Fluoride Action Network


Fluoride passes the placenta in limited amounts and may bestow caries resistance upon developing teeth. In a recent report, offspring of rats fed a diet containing sodium pentafluorostannite during gestation were found to have reduced caries incidence compared to offspring of rats fed sodium fluoride. In order to determine whether this observation was related to increased placental transfer of fluoride, pregnant rats were fed diets containing 50, 100, and 200 ppm fluoride or equivalent, from the following salts: sodium pentafluorostannite, sodium pentachlorostannite, sodium fluoride, stannous fluoride, or a mixture of sodium and stannous fluorides. On day 20 of gestation, fetuses and placentas were obtained for analyses. The average fluoride levels of the fetuses from rats fed 50, 100, and 200 ppm fluoride diets ranged from 0.6 to 0.9 ppm, 1.1 to 2.0 ppm, and 3.0 to 4.0 ppm fluoride, respectively.

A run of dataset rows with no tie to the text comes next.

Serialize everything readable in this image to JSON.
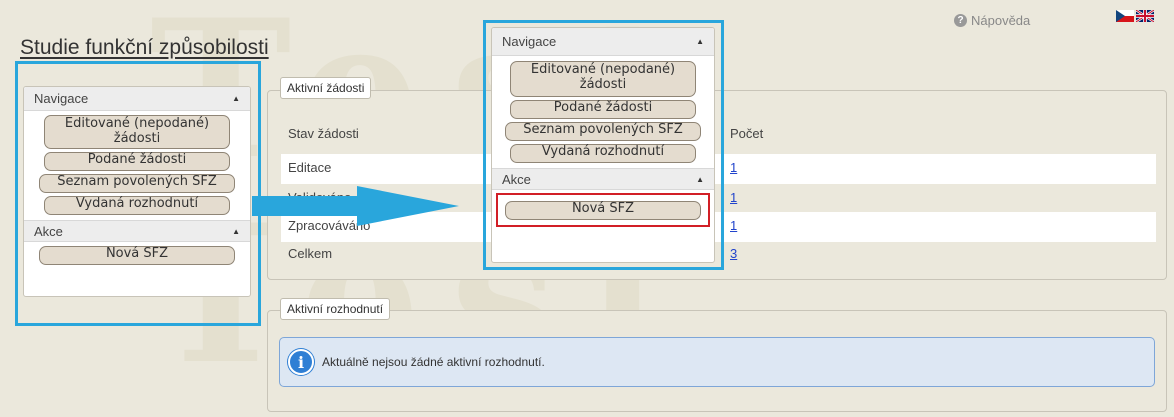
{
  "header": {
    "title": "Studie funkční způsobilosti",
    "help_label": "Nápověda",
    "help_icon": "question-circle-icon",
    "languages": [
      "cs",
      "en"
    ]
  },
  "watermark": "Test",
  "sidebar": {
    "nav_title": "Navigace",
    "nav_items": [
      {
        "label": "Editované (nepodané) žádosti"
      },
      {
        "label": "Podané žádosti"
      },
      {
        "label": "Seznam povolených SFZ"
      },
      {
        "label": "Vydaná rozhodnutí"
      }
    ],
    "actions_title": "Akce",
    "action_items": [
      {
        "label": "Nová SFZ"
      }
    ]
  },
  "active_requests": {
    "legend": "Aktivní žádosti",
    "columns": [
      "Stav žádosti",
      "Počet"
    ],
    "rows": [
      {
        "status": "Editace",
        "count": "1"
      },
      {
        "status": "Validováno",
        "count": "1"
      },
      {
        "status": "Zpracováváno",
        "count": "1"
      },
      {
        "status": "Celkem",
        "count": "3"
      }
    ]
  },
  "active_decisions": {
    "legend": "Aktivní rozhodnutí",
    "message": "Aktuálně nejsou žádné aktivní rozhodnutí."
  },
  "colors": {
    "highlight_border": "#29a6dc",
    "arrow": "#29a6dc",
    "emphasis_box": "#d21f26",
    "background": "#ebe8dc"
  }
}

None of the salts appeared to have a significantly different efficiency of placental transfer of fluoride. Fetal tin values were elevated when the maternal diet contained tin salts, but without apparent relation to dietary tin level.

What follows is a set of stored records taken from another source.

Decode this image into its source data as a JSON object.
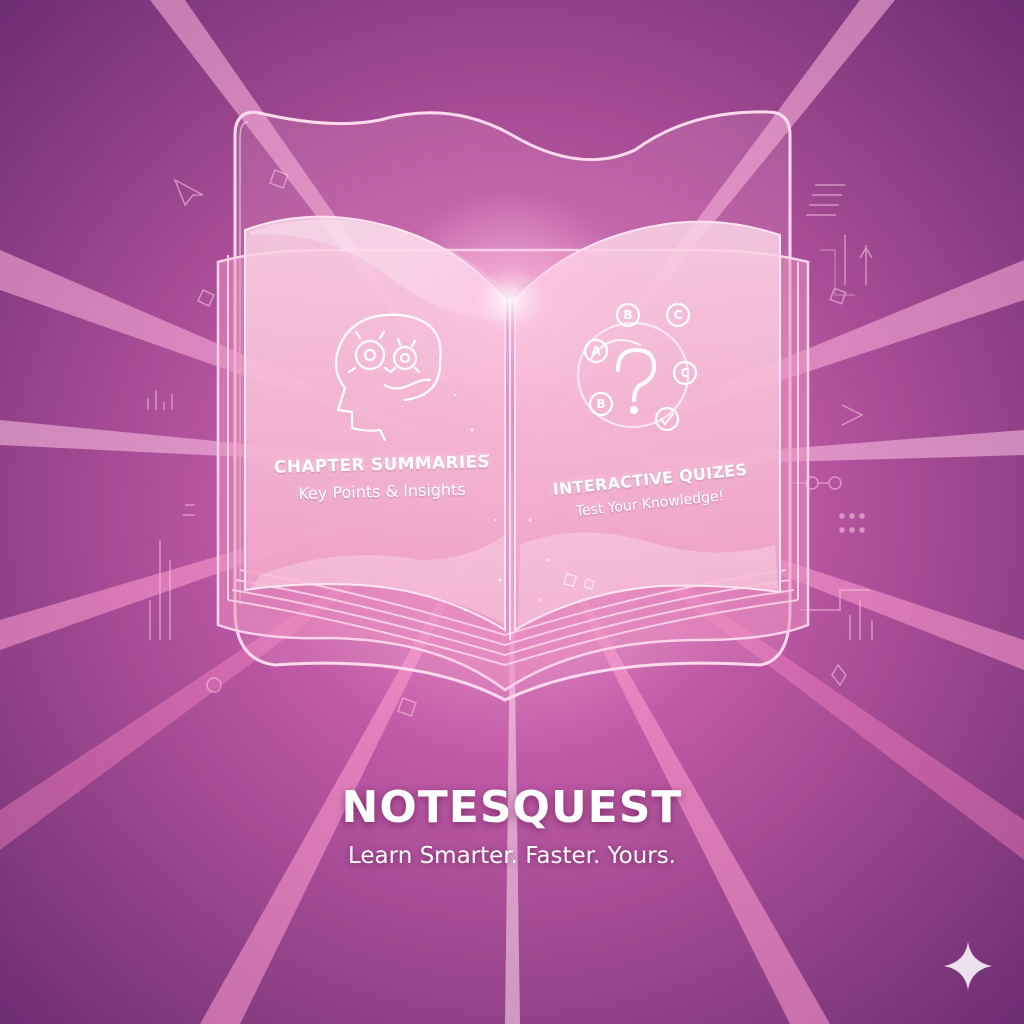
{
  "book": {
    "left_page": {
      "title": "CHAPTER SUMMARIES",
      "subtitle": "Key Points & Insights",
      "icon": "brain-gears-icon"
    },
    "right_page": {
      "title": "INTERACTIVE QUIZES",
      "subtitle": "Test Your Knowledge!",
      "icon": "question-quiz-icon",
      "options": [
        "A",
        "B",
        "C",
        "C",
        "B"
      ]
    }
  },
  "brand": {
    "title": "NOTESQUEST",
    "tagline": "Learn Smarter. Faster. Yours."
  },
  "colors": {
    "background": "#8a3f86",
    "accent": "#ff7fc2",
    "page": "#f7c6dc",
    "outline": "#ffd6ea"
  },
  "decor": {
    "corner_icon": "sparkle-icon"
  }
}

The full article is available at http://jn.nutrition.org/content/101/4/525.long



Fetal fluoride and tin levels. Two-way analysis of variance of the values for animals fed salts containing fluoride indicated that the variable of test salt did not have a significant effect on fetal fluoride level (P > 0.25). However, the dietary level of fluoride had a highly significant effect (P << 0.01 ) on the fetal level of fluoride. The fetuses of rats fed the 200 ppm fluoride diets had significantly (P < 0.05) higher fluoride levels than the fetuses of rats fed diets with 0, 50, or 100 ppm fluoride. Although the fetuses of rats fed the diet containing 200 ppm fluoride as stannous fluoride had a significantly (P < 0.05) higher fluoride level than those of rats fed the same level of fluoride as sodium fluoride, significant differences between fetal fluoride levels were not observed at the two lowest levels of these two salts. The fetuses of animals fed diets containing no test salt or nonfluoride test salts all had lower fluoride levels than those of animals fed test salts containing fluoride, with the exception of the group fed sodium chloride (table 5). The values in this group were not normally distributed.

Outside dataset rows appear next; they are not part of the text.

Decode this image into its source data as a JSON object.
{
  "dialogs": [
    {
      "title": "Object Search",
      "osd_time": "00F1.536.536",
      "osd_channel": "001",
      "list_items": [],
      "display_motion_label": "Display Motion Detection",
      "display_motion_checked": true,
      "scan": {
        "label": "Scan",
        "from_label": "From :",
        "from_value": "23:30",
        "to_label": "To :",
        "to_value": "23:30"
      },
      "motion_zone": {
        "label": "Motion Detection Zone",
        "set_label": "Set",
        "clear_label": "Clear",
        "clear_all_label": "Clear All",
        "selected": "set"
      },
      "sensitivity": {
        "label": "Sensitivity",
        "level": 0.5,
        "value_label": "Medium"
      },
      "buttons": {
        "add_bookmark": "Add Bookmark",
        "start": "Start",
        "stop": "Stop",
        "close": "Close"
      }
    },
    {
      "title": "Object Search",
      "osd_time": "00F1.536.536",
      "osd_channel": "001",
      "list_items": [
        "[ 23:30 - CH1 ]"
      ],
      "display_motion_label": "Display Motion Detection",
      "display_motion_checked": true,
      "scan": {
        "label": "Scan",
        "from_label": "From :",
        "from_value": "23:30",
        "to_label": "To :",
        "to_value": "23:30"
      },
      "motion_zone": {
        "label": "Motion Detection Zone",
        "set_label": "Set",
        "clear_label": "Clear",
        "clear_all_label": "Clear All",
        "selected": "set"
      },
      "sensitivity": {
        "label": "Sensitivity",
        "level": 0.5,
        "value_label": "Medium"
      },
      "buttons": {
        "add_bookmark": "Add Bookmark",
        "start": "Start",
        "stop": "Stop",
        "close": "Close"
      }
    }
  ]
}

These fetal fluoride levels correspond quite closely to those found previously when rats were fed diets containing 0, 50, 100, and 200 ppm fluoride as sodium fluoride during and before gestation (13). The fetuses of females fed diets containing 200 ppm fluoride as sodium fluoride in that study were found to have fluoride levels of 3.1 and 4.0 ppm, compared to the value of 3.0 ppm in this study

… Placental levels of tin and fluoride bore little relationship to the tin and fluoride levels in the diet. Placental levels of fluoride were similar to those found by Feltman and Kosel (2) in women receiving 1 mg fluoride daily during pregnancy and in control women. The placenta contained relatively little tin whether the diet contained detectable tin or not.

The fetal fluoride level was considerably higher than the placenta fluoride level at the highest level of fluoride intake. Fluoride is deposited in the fetal skeleton (1). An approximation of the absolute efficiency of fluoride transfer to the fetus can be calculated from the fluoride accumulated by the fetuses and the total fluoride intake during gestation. The average female rat fed the diets containing 200 ppm fluoride consumed 300 g of food, for a total fluoride consumption during gestation of 66 mg. On the average, the 12.5 fetuses, weighing about 3.5 g each, of an average female fed 200 ppm fluoride in the diet had a fetal fluoride concentration 3.6 ppm higher than the fetuses of animals fed the control diet. Thus, the fetuses accumulated about 160 jug fluoride, or only 0.24% of that ingested. It seems reasonable to assume that if a form of fluoride had substantially increased capacity to cross the placenta and accumulate in the fetus, it would have been detected in the present study. On this basis, the previous findings of Stookey et al. (6), of less caries incidence in the offspring of rats fed sodium pentafluorostannite during gestation than in the offspring of those fed sodium fluoride, do not appear to have been due to any difference in placental transfer of fluoride.